Solution Used research to prioritize what goes where. Most urgent content is prominent and immediately visible. Less time-sensitive content is accessible but doesn't dominate. The dashboard structure maps to a student's actual daily flow.
Navigation across three content levels
The platform has three levels: courses, lessons within a course, and lesson content. Students need to understand where they are and how to get back quickly.
Solution Built clear navigation patterns with breadcrumbs and persistent course structure access. Maze testing showed where navigation needed refinement - and I iterated until the paths felt natural.
Lesson page: video, homework, and notes at once
Students watch a lesson, complete an assignment, and want to take notes - all at the same time. Three needs, one screen.
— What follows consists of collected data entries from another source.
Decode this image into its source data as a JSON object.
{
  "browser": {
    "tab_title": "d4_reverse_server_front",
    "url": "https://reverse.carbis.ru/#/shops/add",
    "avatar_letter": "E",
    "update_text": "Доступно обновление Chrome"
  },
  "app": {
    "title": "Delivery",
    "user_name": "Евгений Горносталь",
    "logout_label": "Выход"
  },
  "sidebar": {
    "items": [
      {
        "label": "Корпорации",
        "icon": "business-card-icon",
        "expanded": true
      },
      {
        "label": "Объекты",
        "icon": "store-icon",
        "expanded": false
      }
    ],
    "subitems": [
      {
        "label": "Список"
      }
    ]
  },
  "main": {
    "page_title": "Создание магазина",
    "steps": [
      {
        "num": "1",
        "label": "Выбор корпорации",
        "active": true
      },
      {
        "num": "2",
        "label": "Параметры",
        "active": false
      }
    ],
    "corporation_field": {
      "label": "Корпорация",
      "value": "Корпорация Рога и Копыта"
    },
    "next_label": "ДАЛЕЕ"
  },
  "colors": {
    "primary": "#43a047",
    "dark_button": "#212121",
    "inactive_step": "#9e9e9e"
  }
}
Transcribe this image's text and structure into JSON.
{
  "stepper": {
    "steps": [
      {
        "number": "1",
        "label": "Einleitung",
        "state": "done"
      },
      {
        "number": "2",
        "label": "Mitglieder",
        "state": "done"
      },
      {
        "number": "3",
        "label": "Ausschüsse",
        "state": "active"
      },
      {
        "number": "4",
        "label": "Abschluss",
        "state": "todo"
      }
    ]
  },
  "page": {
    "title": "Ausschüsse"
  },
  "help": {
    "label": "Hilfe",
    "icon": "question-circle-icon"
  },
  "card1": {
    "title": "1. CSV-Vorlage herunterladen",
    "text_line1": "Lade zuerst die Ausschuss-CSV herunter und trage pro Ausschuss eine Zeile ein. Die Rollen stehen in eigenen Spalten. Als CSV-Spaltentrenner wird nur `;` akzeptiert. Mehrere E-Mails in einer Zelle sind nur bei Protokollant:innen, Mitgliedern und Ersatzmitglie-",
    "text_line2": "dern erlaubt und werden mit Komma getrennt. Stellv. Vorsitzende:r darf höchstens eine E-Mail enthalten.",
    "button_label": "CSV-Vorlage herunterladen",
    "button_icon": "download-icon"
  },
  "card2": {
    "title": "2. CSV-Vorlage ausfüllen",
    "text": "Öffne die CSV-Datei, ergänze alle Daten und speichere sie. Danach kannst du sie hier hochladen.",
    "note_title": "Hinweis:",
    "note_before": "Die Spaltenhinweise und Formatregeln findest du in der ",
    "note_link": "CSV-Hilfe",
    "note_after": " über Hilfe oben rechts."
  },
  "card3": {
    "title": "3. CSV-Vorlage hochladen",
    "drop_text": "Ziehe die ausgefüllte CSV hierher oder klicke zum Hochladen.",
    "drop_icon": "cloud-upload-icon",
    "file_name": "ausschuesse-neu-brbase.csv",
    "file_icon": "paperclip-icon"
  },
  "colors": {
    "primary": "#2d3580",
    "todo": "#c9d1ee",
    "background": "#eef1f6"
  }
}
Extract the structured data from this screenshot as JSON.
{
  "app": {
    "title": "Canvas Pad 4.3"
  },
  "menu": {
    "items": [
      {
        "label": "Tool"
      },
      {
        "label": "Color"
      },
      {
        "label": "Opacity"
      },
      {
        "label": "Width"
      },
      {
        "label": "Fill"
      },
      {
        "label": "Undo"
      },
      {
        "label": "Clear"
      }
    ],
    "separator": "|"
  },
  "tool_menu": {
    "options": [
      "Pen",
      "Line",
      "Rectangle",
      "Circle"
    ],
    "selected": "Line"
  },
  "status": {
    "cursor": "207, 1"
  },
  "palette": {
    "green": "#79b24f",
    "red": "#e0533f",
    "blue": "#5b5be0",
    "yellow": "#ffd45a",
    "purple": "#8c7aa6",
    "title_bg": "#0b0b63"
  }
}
Solution The video sits at the top, with tabs below: homework, notes, comments. A lesson switcher is available on the right side. Students finish watching and move straight to the assignment or notes without any extra navigation.
Prototype
The prototype is divided into two paths:
- Active learning: Dashboard, Courses, Course, Lesson
- Start learning: Onboarding, Dashboard-start, Courses-start, Course-start, Lesson-start
Design System
Built a design system for the web platform: atoms, molecules, organisms, and templates. The system ensures consistent component usage, easy scalability, and visual coherence across the interface.




Screens

















Outcome
Students Hub is a complete web platform: research, usability testing, design system, and clickable prototype.
For me, this was my first full UX cycle - from interviews with real users to the final design. It showed how research data directly shapes product decisions, and why testing needs to happen before the final UI, not after.